Üniversite mensubu birisi olarak gözlemlerimi genelleyerek söyleyecek olursam, zaten başta rektör ve dekanlar olmak üzere devlet üniversitelerindeki hoca kadrosunun büyük çoğunluğu da ABD tarzı paralı devlet üniversitesi sistemine dünden razı görünmektedir. Tüm sistem ciddi bir para üzerine kurulunca, devlet üniversitelerinin rektörleri başta olmak üzere öğretim elemanları zaten bunu büyük bir memnuniyetle karşılayacaktır.

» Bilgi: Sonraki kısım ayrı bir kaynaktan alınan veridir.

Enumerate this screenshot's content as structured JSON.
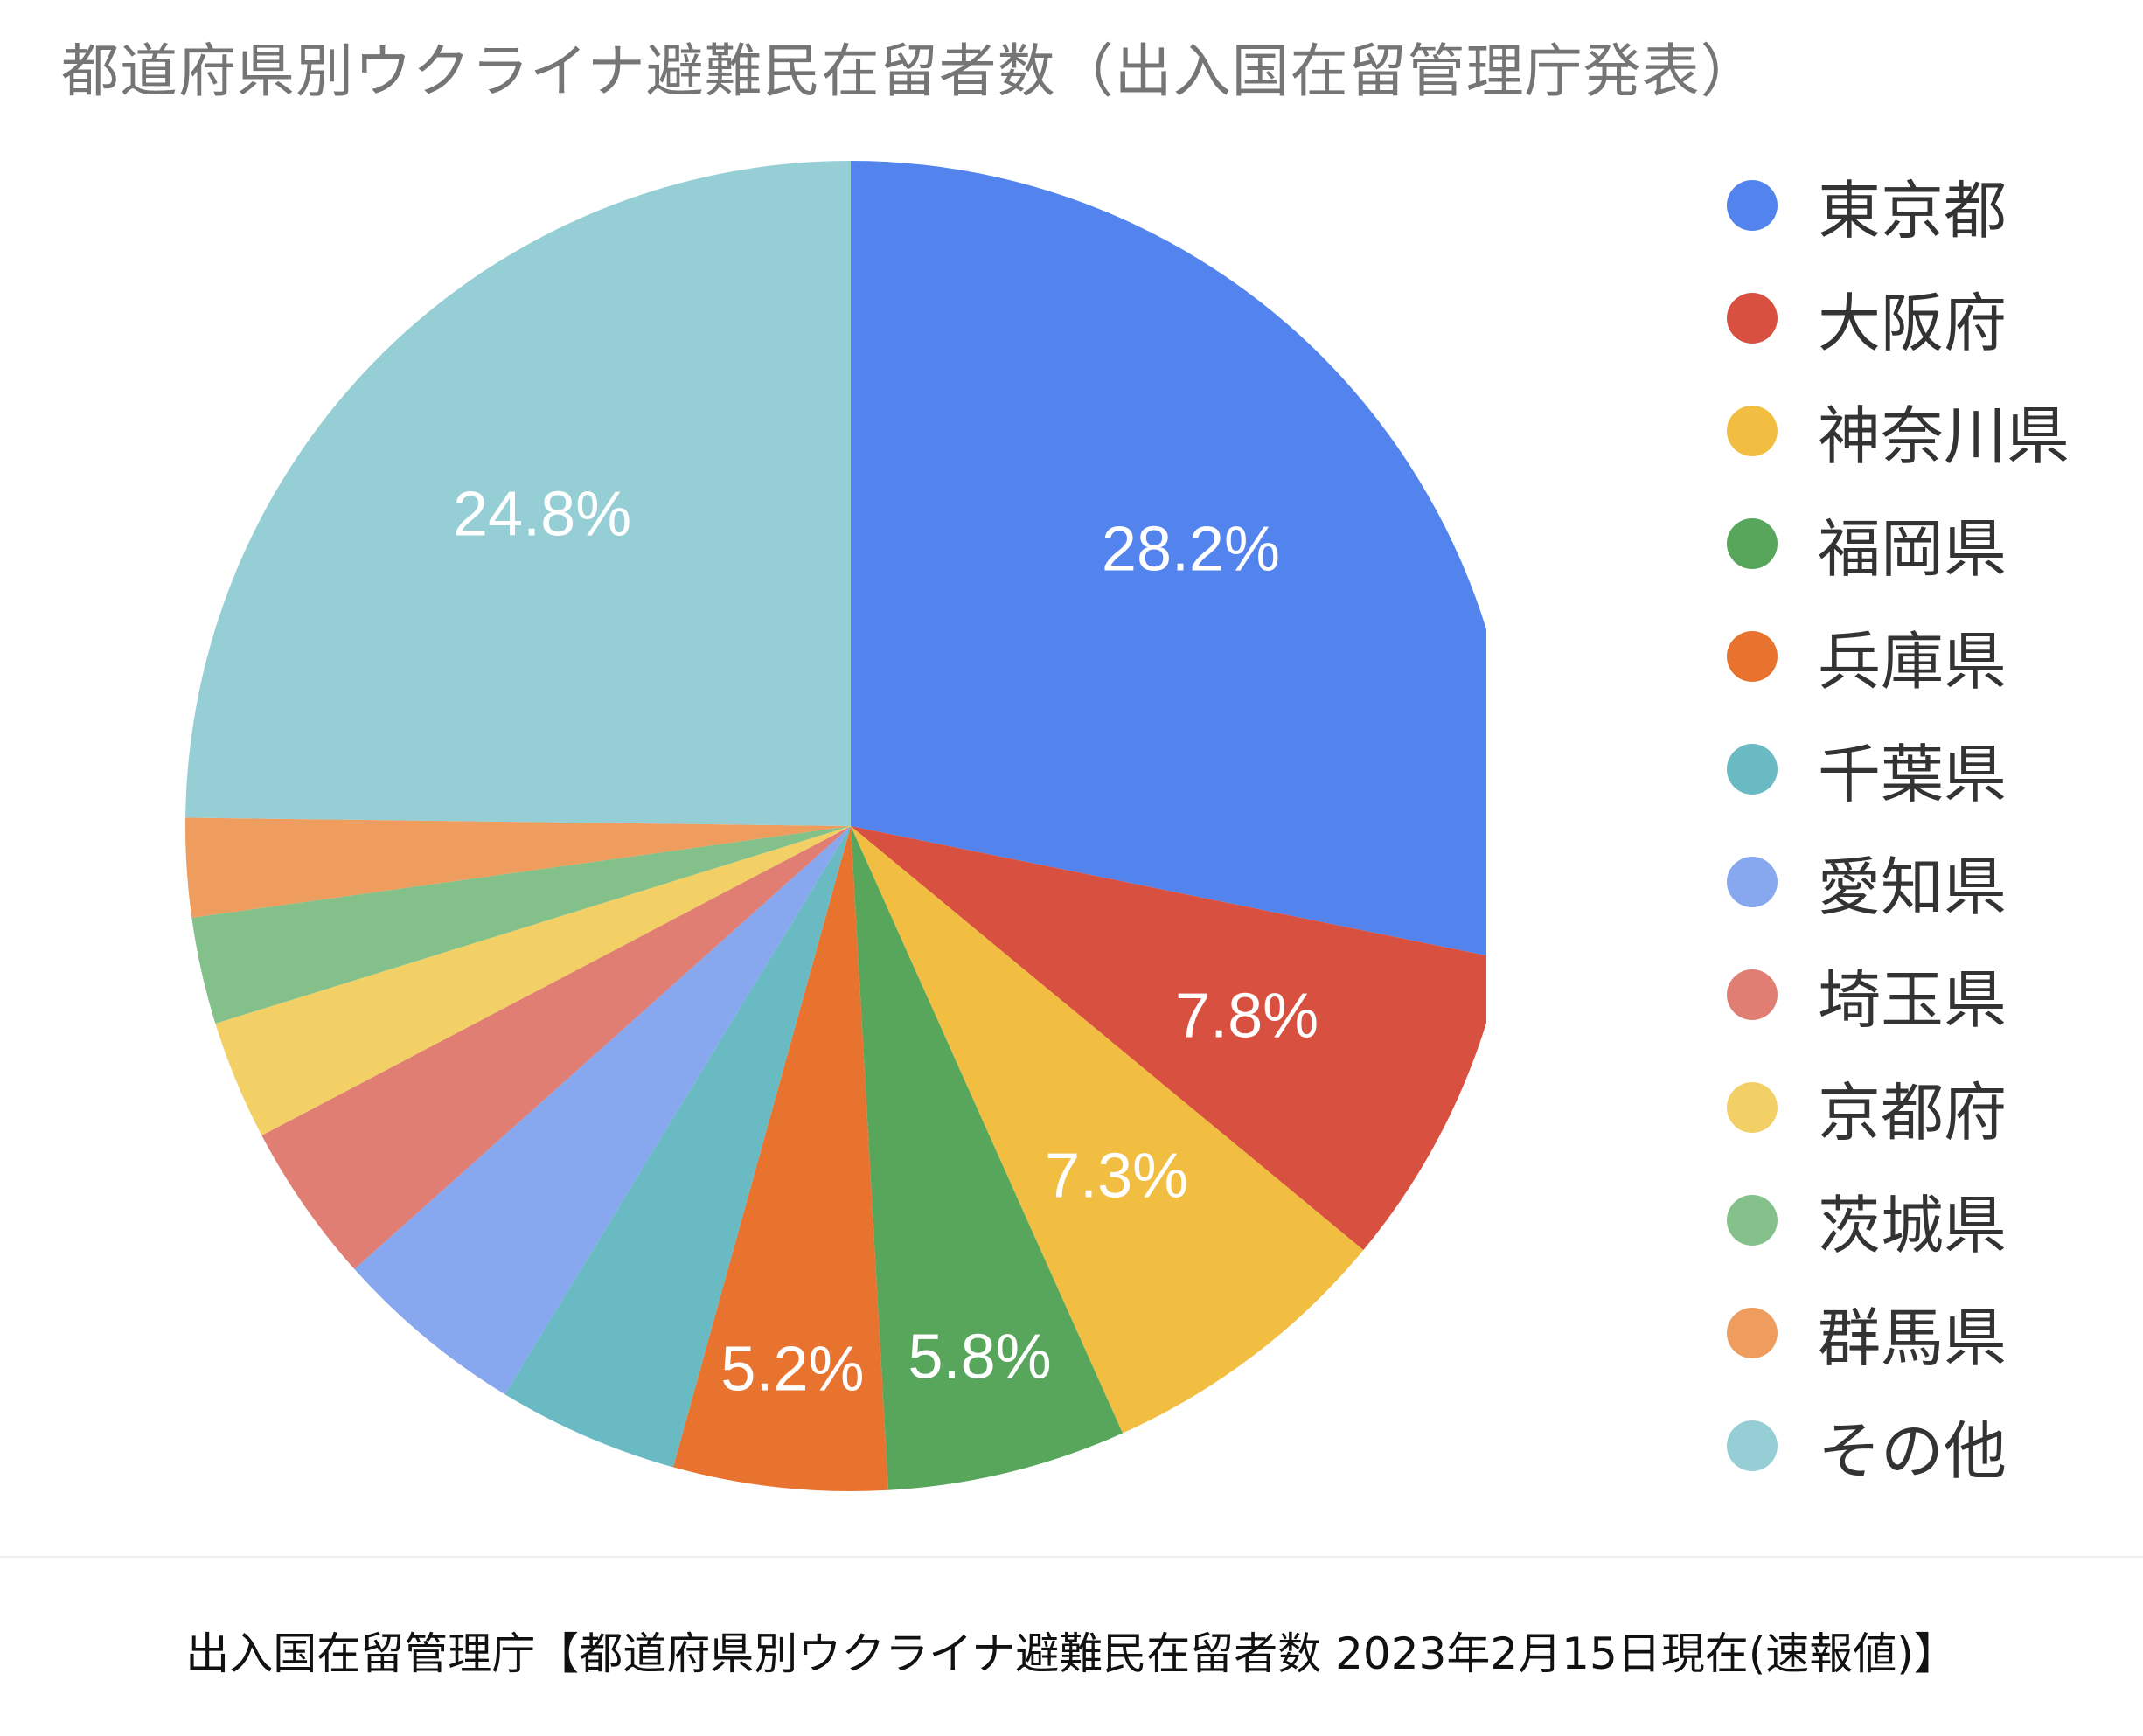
{
  "chart_data": {
    "type": "pie",
    "title": "都道府県別ウクライナ避難民在留者数（出入国在留管理庁発表）",
    "legend_position": "right",
    "slices": [
      {
        "label": "東京都",
        "value": 28.2,
        "color": "#5383EC",
        "show_label": true
      },
      {
        "label": "大阪府",
        "value": 7.8,
        "color": "#D85140",
        "show_label": true
      },
      {
        "label": "神奈川県",
        "value": 7.3,
        "color": "#F1BE42",
        "show_label": true
      },
      {
        "label": "福岡県",
        "value": 5.8,
        "color": "#58A65C",
        "show_label": true
      },
      {
        "label": "兵庫県",
        "value": 5.2,
        "color": "#E8732F",
        "show_label": true
      },
      {
        "label": "千葉県",
        "value": 4.4,
        "color": "#6ABAC3",
        "show_label": false
      },
      {
        "label": "愛知県",
        "value": 4.7,
        "color": "#87A8EE",
        "show_label": false
      },
      {
        "label": "埼玉県",
        "value": 3.9,
        "color": "#E07E73",
        "show_label": false
      },
      {
        "label": "京都府",
        "value": 2.9,
        "color": "#F3D066",
        "show_label": false
      },
      {
        "label": "茨城県",
        "value": 2.6,
        "color": "#84C18A",
        "show_label": false
      },
      {
        "label": "群馬県",
        "value": 2.4,
        "color": "#EF9D5E",
        "show_label": false
      },
      {
        "label": "その他",
        "value": 24.8,
        "color": "#95CED5",
        "show_label": true
      }
    ]
  },
  "caption": "出入国在留管理庁【都道府県別ウクライナ避難民在留者数 2023年2月15日現在(速報値)】"
}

Geriye ne kalmaktadır? Geriye ciddi bir toplumsal muhalefet kalmaktadır. Ama bu muhalefet, bu aşamadan sonra ‘sosyal devlet’, ‘refah devleti’, ‘karma ekonomi’ vb. söylemler üzerinden yapılamaz. Kapitalist sistem saf haline dönmek için ciddi bir çaba sarfetmektedir. Bu çaba, kapitalist sistem içerisinde sınırlı bir dönemde yaşanmış ‘otuz zafer yılı’, ya da ‘altın çağ’ sloganlarıyla berteraf edilemez. Artık parasız eğitim savunusu, açıkça kapitalist sistem dışı bir sistemin savunusu haline gelmiştir. Bu sistemin adını söylemekten de çekinmemek gerekmektedir. Paralı eğitimin, emek sömürüsü ve sosyal kast sistemleriyle bütünleşmiş kapitalist bir modelin savunusu olduğunu parasız, piyasa için değil entellektüel ve toplumsal kaygılar için eğitimin ise sosyalist eğitim anlayışı olduğunu söylemek ve insanların tercihlerini doğru sistem arayışlarına yönlendirmek gerekmektedir. Gerçekçi olan budur. Bu kadar çıkmaza girmiş bir sistemde artık doğru bir nokta bulup savunmak imkansızdır. Doğru noktaya, ancak sistemi yeni bir mantıkla yenibaştan kurmak sayesinde ulaşılabilir. Sadece eğitim için değil, sağlık için de durum budur. Parasız, koruyucu sağlık hizmeti artık kapitalist sistem içerisinde yeniden düzenleme arayışları yoluyla savunulamaz. Gerçekçi değildir. Bu kadar paranın, çok ülkeli ilaç şirketlerinin, pazarlanabilir sağlığın batağına batmış bir sisteme kapitalist sistem içerisinde çözüm üretmeye çalışmak kadar gerçeklik dışı bir çaba olamaz. “Gerçekçi olup imkansızı istemek”ten başka çare kalmamıştır.